There is no political party in British politics today that does not have its roots in violent conflict. Leaving aside the obvious candidates of the BNP and SWP, lets look at the mainstream parties;
The Scottish Nationalists trace their legitimacy back to Flodden, Culloden and are the first to raise the banners of ancient martial prowess when it suits them. Plaid Cymru hark back to Owain Glendwr – hardly a saint when it came to battle.
The Labour Party and the wider Labour Movement have a history that goes back at least to The Peasants Revolt, and traditions that encompass the Agitators , Levellers and Diggers of the English Civil Wars. The first shots of the modern class war were fired on Marston Moor.

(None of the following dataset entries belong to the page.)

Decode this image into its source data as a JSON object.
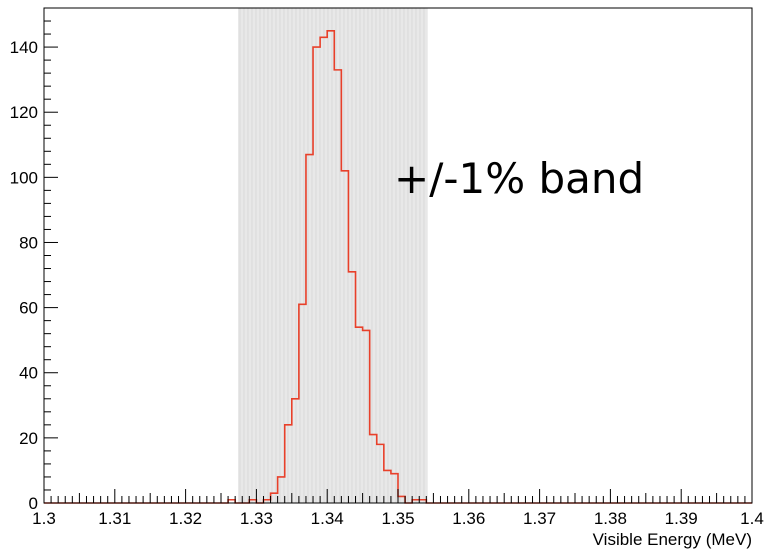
{
  "chart_data": {
    "type": "histogram",
    "title": "",
    "xlabel": "Visible Energy (MeV)",
    "ylabel": "",
    "xlim": [
      1.3,
      1.4
    ],
    "ylim": [
      0,
      152
    ],
    "bin_width": 0.001,
    "x_ticks": [
      "1.3",
      "1.31",
      "1.32",
      "1.33",
      "1.34",
      "1.35",
      "1.36",
      "1.37",
      "1.38",
      "1.39",
      "1.4"
    ],
    "y_ticks": [
      "0",
      "20",
      "40",
      "60",
      "80",
      "100",
      "120",
      "140"
    ],
    "series": [
      {
        "color": "#e8402a",
        "bins": [
          {
            "x": 1.326,
            "y": 1
          },
          {
            "x": 1.329,
            "y": 1
          },
          {
            "x": 1.331,
            "y": 1
          },
          {
            "x": 1.332,
            "y": 3
          },
          {
            "x": 1.333,
            "y": 8
          },
          {
            "x": 1.334,
            "y": 24
          },
          {
            "x": 1.335,
            "y": 32
          },
          {
            "x": 1.336,
            "y": 61
          },
          {
            "x": 1.337,
            "y": 107
          },
          {
            "x": 1.338,
            "y": 140
          },
          {
            "x": 1.339,
            "y": 143
          },
          {
            "x": 1.34,
            "y": 145
          },
          {
            "x": 1.341,
            "y": 133
          },
          {
            "x": 1.342,
            "y": 102
          },
          {
            "x": 1.343,
            "y": 71
          },
          {
            "x": 1.344,
            "y": 54
          },
          {
            "x": 1.345,
            "y": 53
          },
          {
            "x": 1.346,
            "y": 21
          },
          {
            "x": 1.347,
            "y": 18
          },
          {
            "x": 1.348,
            "y": 10
          },
          {
            "x": 1.349,
            "y": 9
          },
          {
            "x": 1.35,
            "y": 2
          },
          {
            "x": 1.352,
            "y": 1
          },
          {
            "x": 1.353,
            "y": 1
          }
        ]
      }
    ],
    "band": {
      "from": 1.3274,
      "to": 1.3542,
      "color": "#e8e8e8"
    },
    "annotation": "+/-1% band",
    "grid": false,
    "legend": "none"
  }
}
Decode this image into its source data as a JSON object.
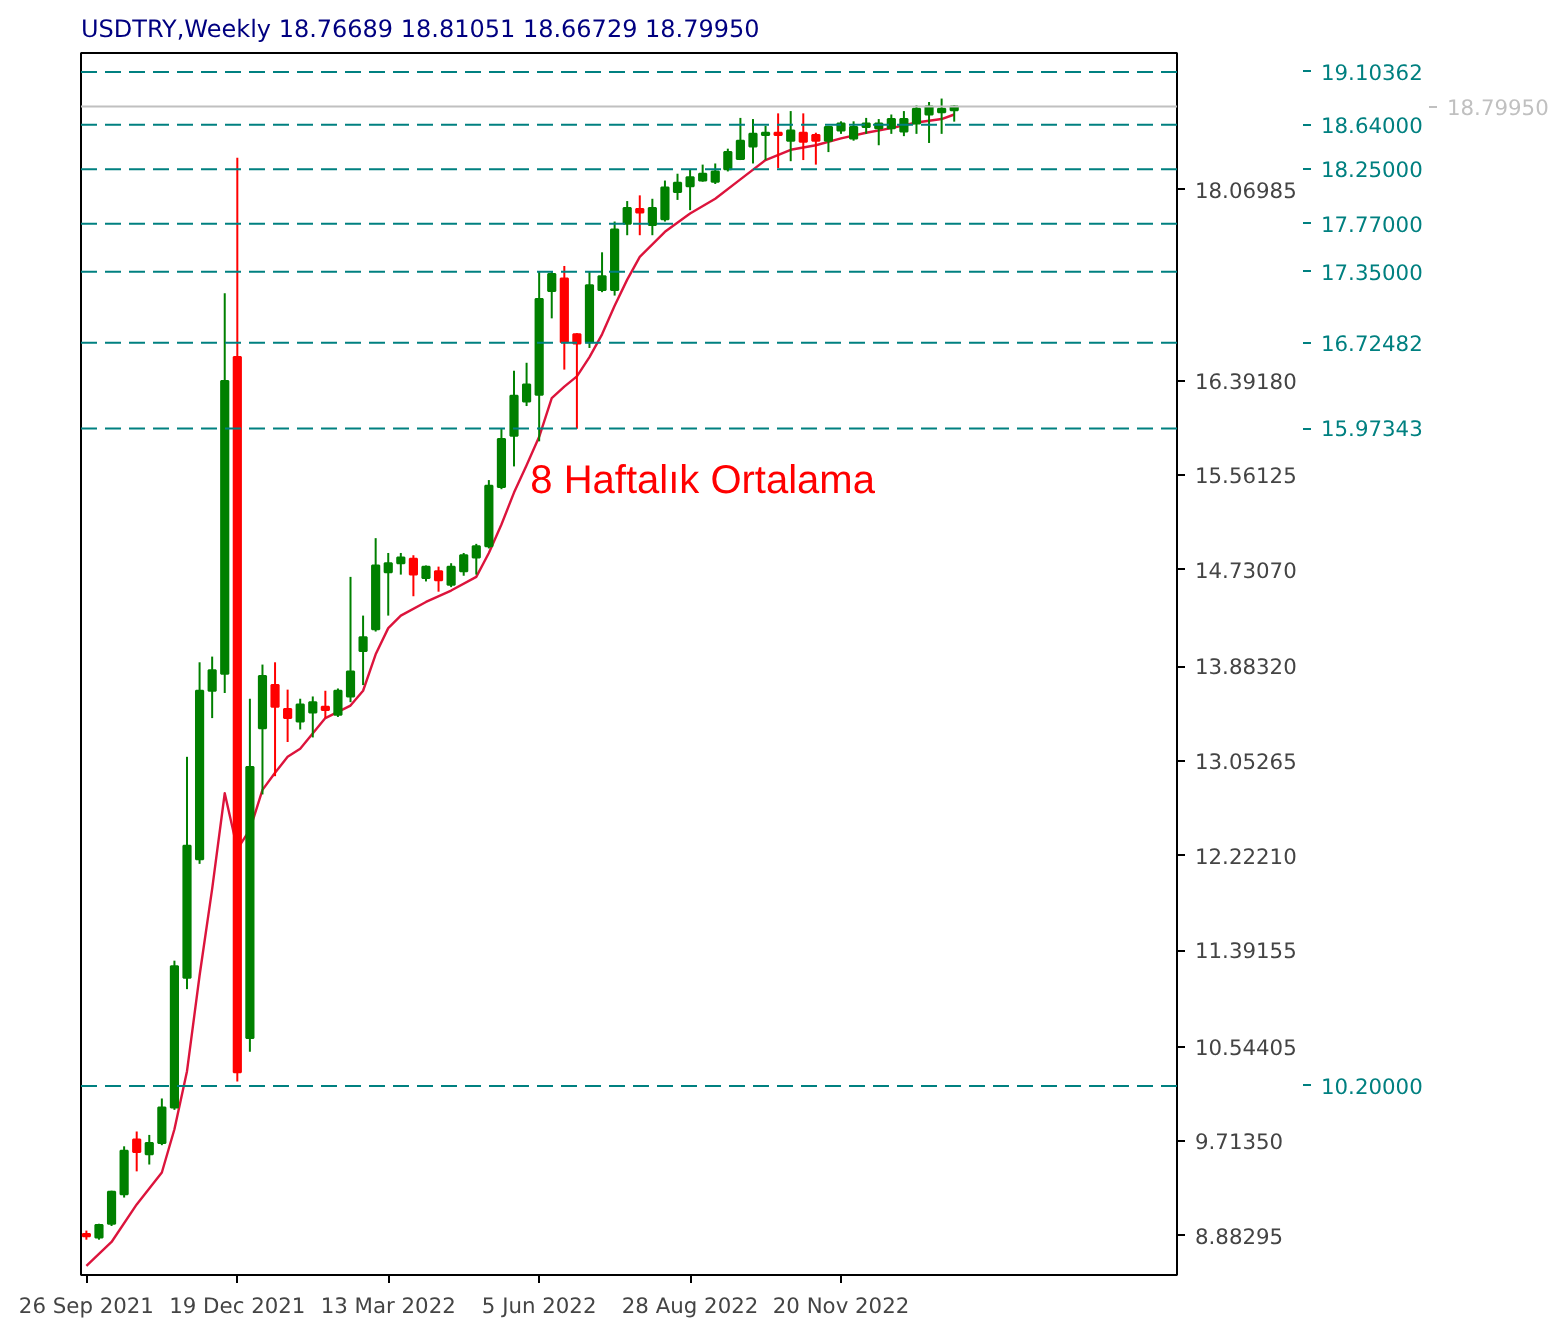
{
  "chart_data": {
    "type": "candlestick",
    "title": "USDTRY,Weekly  18.76689 18.81051 18.66729 18.79950",
    "x": [
      "2021-09-26",
      "2021-10-03",
      "2021-10-10",
      "2021-10-17",
      "2021-10-24",
      "2021-10-31",
      "2021-11-07",
      "2021-11-14",
      "2021-11-21",
      "2021-11-28",
      "2021-12-05",
      "2021-12-12",
      "2021-12-19",
      "2021-12-26",
      "2022-01-02",
      "2022-01-09",
      "2022-01-16",
      "2022-01-23",
      "2022-01-30",
      "2022-02-06",
      "2022-02-13",
      "2022-02-20",
      "2022-02-27",
      "2022-03-06",
      "2022-03-13",
      "2022-03-20",
      "2022-03-27",
      "2022-04-03",
      "2022-04-10",
      "2022-04-17",
      "2022-04-24",
      "2022-05-01",
      "2022-05-08",
      "2022-05-15",
      "2022-05-22",
      "2022-05-29",
      "2022-06-05",
      "2022-06-12",
      "2022-06-19",
      "2022-06-26",
      "2022-07-03",
      "2022-07-10",
      "2022-07-17",
      "2022-07-24",
      "2022-07-31",
      "2022-08-07",
      "2022-08-14",
      "2022-08-21",
      "2022-08-28",
      "2022-09-04",
      "2022-09-11",
      "2022-09-18",
      "2022-09-25",
      "2022-10-02",
      "2022-10-09",
      "2022-10-16",
      "2022-10-23",
      "2022-10-30",
      "2022-11-06",
      "2022-11-13",
      "2022-11-20",
      "2022-11-27",
      "2022-12-04",
      "2022-12-11",
      "2022-12-18",
      "2022-12-25",
      "2023-01-01",
      "2023-01-08",
      "2023-01-15",
      "2023-01-22"
    ],
    "ohlc": [
      [
        8.9,
        8.93,
        8.85,
        8.88
      ],
      [
        8.87,
        8.99,
        8.85,
        8.98
      ],
      [
        8.99,
        9.28,
        8.97,
        9.27
      ],
      [
        9.25,
        9.67,
        9.22,
        9.63
      ],
      [
        9.73,
        9.8,
        9.45,
        9.62
      ],
      [
        9.6,
        9.77,
        9.51,
        9.7
      ],
      [
        9.7,
        10.09,
        9.68,
        10.01
      ],
      [
        10.01,
        11.3,
        9.99,
        11.25
      ],
      [
        11.15,
        13.09,
        11.05,
        12.31
      ],
      [
        12.19,
        13.92,
        12.15,
        13.67
      ],
      [
        13.67,
        13.97,
        13.43,
        13.85
      ],
      [
        13.82,
        17.16,
        13.65,
        16.39
      ],
      [
        16.6,
        18.35,
        10.24,
        10.32
      ],
      [
        10.62,
        13.6,
        10.5,
        13.0
      ],
      [
        13.34,
        13.9,
        12.76,
        13.8
      ],
      [
        13.72,
        13.92,
        12.92,
        13.53
      ],
      [
        13.51,
        13.68,
        13.22,
        13.43
      ],
      [
        13.4,
        13.6,
        13.33,
        13.55
      ],
      [
        13.48,
        13.62,
        13.26,
        13.57
      ],
      [
        13.53,
        13.67,
        13.43,
        13.5
      ],
      [
        13.46,
        13.69,
        13.44,
        13.67
      ],
      [
        13.62,
        14.67,
        13.57,
        13.84
      ],
      [
        14.02,
        14.33,
        13.72,
        14.14
      ],
      [
        14.21,
        15.01,
        14.19,
        14.77
      ],
      [
        14.71,
        14.88,
        14.33,
        14.79
      ],
      [
        14.79,
        14.88,
        14.69,
        14.84
      ],
      [
        14.83,
        14.86,
        14.5,
        14.69
      ],
      [
        14.66,
        14.77,
        14.63,
        14.76
      ],
      [
        14.72,
        14.76,
        14.54,
        14.64
      ],
      [
        14.6,
        14.79,
        14.58,
        14.76
      ],
      [
        14.72,
        14.88,
        14.68,
        14.86
      ],
      [
        14.84,
        14.96,
        14.69,
        14.94
      ],
      [
        14.94,
        15.52,
        14.92,
        15.47
      ],
      [
        15.46,
        15.97,
        15.44,
        15.88
      ],
      [
        15.91,
        16.48,
        15.64,
        16.26
      ],
      [
        16.21,
        16.55,
        16.17,
        16.36
      ],
      [
        16.27,
        17.35,
        15.86,
        17.11
      ],
      [
        17.18,
        17.35,
        16.94,
        17.33
      ],
      [
        17.29,
        17.4,
        16.49,
        16.73
      ],
      [
        16.8,
        16.81,
        15.97,
        16.72
      ],
      [
        16.73,
        17.35,
        16.68,
        17.23
      ],
      [
        17.19,
        17.52,
        17.17,
        17.31
      ],
      [
        17.19,
        17.79,
        17.14,
        17.72
      ],
      [
        17.77,
        17.97,
        17.67,
        17.91
      ],
      [
        17.9,
        18.02,
        17.67,
        17.87
      ],
      [
        17.76,
        17.99,
        17.67,
        17.91
      ],
      [
        17.81,
        18.15,
        17.79,
        18.09
      ],
      [
        18.05,
        18.21,
        17.98,
        18.13
      ],
      [
        18.1,
        18.25,
        17.89,
        18.18
      ],
      [
        18.15,
        18.29,
        18.14,
        18.21
      ],
      [
        18.14,
        18.3,
        18.12,
        18.23
      ],
      [
        18.25,
        18.43,
        18.23,
        18.4
      ],
      [
        18.34,
        18.7,
        18.33,
        18.5
      ],
      [
        18.45,
        18.69,
        18.3,
        18.56
      ],
      [
        18.55,
        18.63,
        18.33,
        18.57
      ],
      [
        18.57,
        18.74,
        18.26,
        18.55
      ],
      [
        18.5,
        18.76,
        18.32,
        18.59
      ],
      [
        18.57,
        18.74,
        18.33,
        18.49
      ],
      [
        18.55,
        18.57,
        18.29,
        18.5
      ],
      [
        18.5,
        18.63,
        18.4,
        18.62
      ],
      [
        18.59,
        18.67,
        18.56,
        18.65
      ],
      [
        18.52,
        18.67,
        18.5,
        18.62
      ],
      [
        18.62,
        18.7,
        18.56,
        18.65
      ],
      [
        18.61,
        18.69,
        18.46,
        18.65
      ],
      [
        18.61,
        18.73,
        18.56,
        18.69
      ],
      [
        18.58,
        18.76,
        18.54,
        18.69
      ],
      [
        18.65,
        18.81,
        18.56,
        18.78
      ],
      [
        18.73,
        18.84,
        18.48,
        18.8
      ],
      [
        18.75,
        18.87,
        18.56,
        18.78
      ],
      [
        18.76689,
        18.81051,
        18.66729,
        18.7995
      ]
    ],
    "colors": [
      "#ff0000",
      "#008000",
      "#008000",
      "#008000",
      "#ff0000",
      "#008000",
      "#008000",
      "#008000",
      "#008000",
      "#008000",
      "#008000",
      "#008000",
      "#ff0000",
      "#008000",
      "#008000",
      "#ff0000",
      "#ff0000",
      "#008000",
      "#008000",
      "#ff0000",
      "#008000",
      "#008000",
      "#008000",
      "#008000",
      "#008000",
      "#008000",
      "#ff0000",
      "#008000",
      "#ff0000",
      "#008000",
      "#008000",
      "#008000",
      "#008000",
      "#008000",
      "#008000",
      "#008000",
      "#008000",
      "#008000",
      "#ff0000",
      "#ff0000",
      "#008000",
      "#008000",
      "#008000",
      "#008000",
      "#ff0000",
      "#008000",
      "#008000",
      "#008000",
      "#008000",
      "#008000",
      "#008000",
      "#008000",
      "#008000",
      "#008000",
      "#008000",
      "#ff0000",
      "#008000",
      "#ff0000",
      "#ff0000",
      "#008000",
      "#008000",
      "#008000",
      "#008000",
      "#008000",
      "#008000",
      "#008000",
      "#008000",
      "#008000",
      "#008000",
      "#008000"
    ],
    "series": [
      {
        "type": "line",
        "color": "#dc143c",
        "x": [
          "2021-09-26",
          "2021-10-10",
          "2021-10-24",
          "2021-11-07",
          "2021-11-14",
          "2021-11-21",
          "2021-11-28",
          "2021-12-05",
          "2021-12-12",
          "2021-12-19",
          "2021-12-26",
          "2022-01-02",
          "2022-01-09",
          "2022-01-16",
          "2022-01-23",
          "2022-02-06",
          "2022-02-20",
          "2022-02-27",
          "2022-03-06",
          "2022-03-13",
          "2022-03-20",
          "2022-04-03",
          "2022-04-17",
          "2022-05-01",
          "2022-05-08",
          "2022-05-15",
          "2022-05-22",
          "2022-05-29",
          "2022-06-05",
          "2022-06-12",
          "2022-06-19",
          "2022-06-26",
          "2022-07-03",
          "2022-07-10",
          "2022-07-17",
          "2022-07-24",
          "2022-07-31",
          "2022-08-14",
          "2022-08-28",
          "2022-09-11",
          "2022-09-25",
          "2022-10-09",
          "2022-10-23",
          "2022-11-06",
          "2022-11-20",
          "2022-12-04",
          "2022-12-18",
          "2023-01-01",
          "2023-01-15",
          "2023-01-22"
        ],
        "values": [
          8.62,
          8.83,
          9.16,
          9.44,
          9.82,
          10.33,
          11.17,
          11.93,
          12.77,
          12.28,
          12.45,
          12.8,
          12.95,
          13.09,
          13.16,
          13.43,
          13.54,
          13.67,
          13.99,
          14.22,
          14.33,
          14.45,
          14.55,
          14.67,
          14.88,
          15.13,
          15.41,
          15.65,
          15.9,
          16.24,
          16.34,
          16.43,
          16.6,
          16.8,
          17.05,
          17.28,
          17.48,
          17.7,
          17.86,
          17.99,
          18.16,
          18.33,
          18.42,
          18.46,
          18.52,
          18.57,
          18.61,
          18.66,
          18.69,
          18.73
        ]
      }
    ],
    "xlim": [
      "2021-09-23",
      "2023-05-26"
    ],
    "xticks": [
      {
        "value": "2021-09-26",
        "label": "26 Sep 2021"
      },
      {
        "value": "2021-12-19",
        "label": "19 Dec 2021"
      },
      {
        "value": "2022-03-13",
        "label": "13 Mar 2022"
      },
      {
        "value": "2022-06-05",
        "label": "5 Jun 2022"
      },
      {
        "value": "2022-08-28",
        "label": "28 Aug 2022"
      },
      {
        "value": "2022-11-20",
        "label": "20 Nov 2022"
      }
    ],
    "ylim": [
      8.54,
      19.27
    ],
    "yticks": [
      {
        "value": 8.88295,
        "label": "8.88295"
      },
      {
        "value": 9.7135,
        "label": "9.71350"
      },
      {
        "value": 10.54405,
        "label": "10.54405"
      },
      {
        "value": 11.39155,
        "label": "11.39155"
      },
      {
        "value": 12.2221,
        "label": "12.22210"
      },
      {
        "value": 13.05265,
        "label": "13.05265"
      },
      {
        "value": 13.8832,
        "label": "13.88320"
      },
      {
        "value": 14.7307,
        "label": "14.73070"
      },
      {
        "value": 15.56125,
        "label": "15.56125"
      },
      {
        "value": 16.3918,
        "label": "16.39180"
      },
      {
        "value": 18.06985,
        "label": "18.06985"
      }
    ],
    "ref_lines": [
      {
        "axis": "y",
        "value": 19.10362,
        "label": "19.10362",
        "color": "#008080",
        "line_style": "dashed"
      },
      {
        "axis": "y",
        "value": 18.7995,
        "label": "18.79950",
        "color": "#c0c0c0",
        "line_style": "solid"
      },
      {
        "axis": "y",
        "value": 18.64,
        "label": "18.64000",
        "color": "#008080",
        "line_style": "dashed"
      },
      {
        "axis": "y",
        "value": 18.25,
        "label": "18.25000",
        "color": "#008080",
        "line_style": "dashed"
      },
      {
        "axis": "y",
        "value": 17.77,
        "label": "17.77000",
        "color": "#008080",
        "line_style": "dashed"
      },
      {
        "axis": "y",
        "value": 17.35,
        "label": "17.35000",
        "color": "#008080",
        "line_style": "dashed"
      },
      {
        "axis": "y",
        "value": 16.72482,
        "label": "16.72482",
        "color": "#008080",
        "line_style": "dashed"
      },
      {
        "axis": "y",
        "value": 15.97343,
        "label": "15.97343",
        "color": "#008080",
        "line_style": "dashed"
      },
      {
        "axis": "y",
        "value": 10.2,
        "label": "10.20000",
        "color": "#008080",
        "line_style": "dashed"
      }
    ],
    "annotations": [
      "8 Haftalık Ortalama"
    ],
    "grid": false
  }
}
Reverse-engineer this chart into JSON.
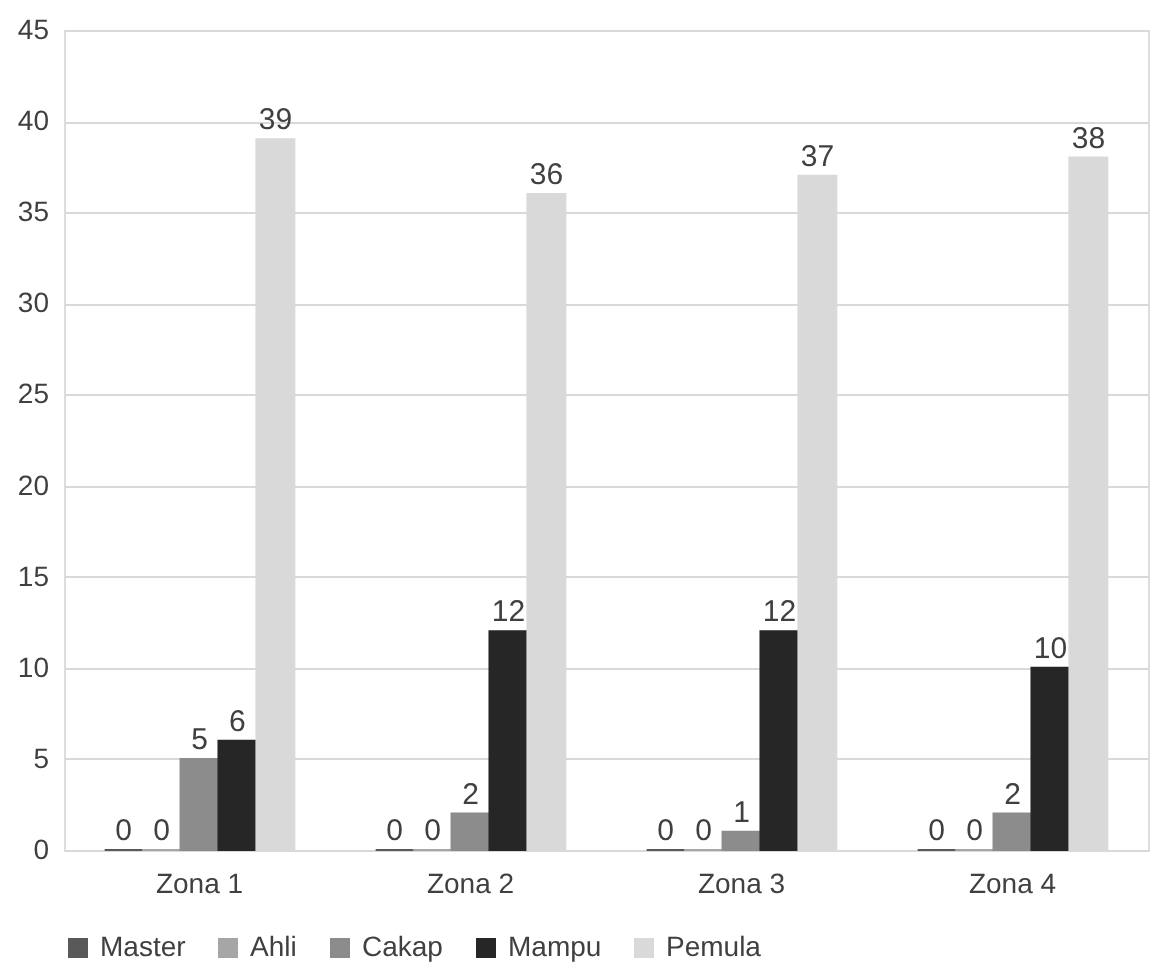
{
  "chart_data": {
    "type": "bar",
    "categories": [
      "Zona 1",
      "Zona 2",
      "Zona 3",
      "Zona 4"
    ],
    "series": [
      {
        "name": "Master",
        "color": "#595959",
        "values": [
          0,
          0,
          0,
          0
        ]
      },
      {
        "name": "Ahli",
        "color": "#a6a6a6",
        "values": [
          0,
          0,
          0,
          0
        ]
      },
      {
        "name": "Cakap",
        "color": "#8c8c8c",
        "values": [
          5,
          2,
          1,
          2
        ]
      },
      {
        "name": "Mampu",
        "color": "#262626",
        "values": [
          6,
          12,
          12,
          10
        ]
      },
      {
        "name": "Pemula",
        "color": "#d9d9d9",
        "values": [
          39,
          36,
          37,
          38
        ]
      }
    ],
    "ylim": [
      0,
      45
    ],
    "yticks": [
      0,
      5,
      10,
      15,
      20,
      25,
      30,
      35,
      40,
      45
    ],
    "grid": "y",
    "legend": "bottom",
    "data_labels": true
  }
}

During the eighteenth and nineteenth centuries, we look to figures such as Thomas Paine, Feargus O’Connor, internationally, we admire Abraham Lincoln, Danton, Herbert, Clouseret and the men of The Eureka Stockade. Is it too much to note that all of these figures countenanced violence? Even the Suffragettes had a militant campaign.
The Liberal wing of the Liberal Democrats may only look back as far as John Stuart Mill, yet historically they are the heirs of The Whigs – themselves the heirs of the more conservative wing of the Parliamentary side during our Civil Wars. And the cheerleaders for Culloden and the Highland Clearances.
And The Tories. Historically born from the Royalist Rump a bunch of Cavaliers who were more than ready to do the Kings bidding. In the early eighteenth century, when out of favour, they had no scruple in giving military plans to the French Monarchy. They were happy to wage war on the American Colonies, invade revolutionary France, set off a bloodbath in Ireland. In the nineteenth, they were the party of both reaction at home, overseeing the Peterloo Massacre in 1819, and Imperialism abroad. In the early twentieth century, they were willing to bring the country to the verge of civil war over Ireland in 1914 “Ulster will fight, and Ulster will be right!” they cried. In the twenties and thirties, they flirted with Fascism, and in the nineteen seventies and eighties, they backed and supported the Juntas of Chile and Argentina in their anti-communist crusade. One Government minister gave a speech in Buenos Aires in 1981, stating that Britain and the Argentina of torture and the disappeared were united against the same enemies. In 1982, the good people of Port Stanley found this to be not quite the case…
…four miners died during the great strike of 1984/5. Shoot to kill. The Bloody Sunday Massacre of 1972 all these happened under Tory rule.
The Police are a (supposedly) accountable source of legitimate violence in our society, governed by its laws and customs.
For twenty-five years, middle England has been filling the seats of “Les Miserables” – a musical that makes heroes of the ABC Society – students who were willing to overthrow the state in 1830s France – do you hear the people sing..?
To deny that violence is part of politics is historically dishonest, and morally suspect – especially in the light of the events of the past few months. Whilst opposing those self-appointed guardians of “the revolutionary flame”, who have no interest in anything but furthering their agendas, regardless of real needs. I do not support the vandalism and barricades of last Saturday – yet I would like to see the whole picture. we already know that The Met like breaking heads and often arrest the wrong person. I also have no problem in general with non-violent direct action. I certainly question the wisdom of using such tactics on Saturday – it would have been better not to take the limelight away from mass protest.
Gandhi once said that “Poverty is the worst form of violence” and he had a point. Yet those who smashed windows on Saturday fundamentally missed the point, leaving all of us open to attacks from the hypocrites of the right.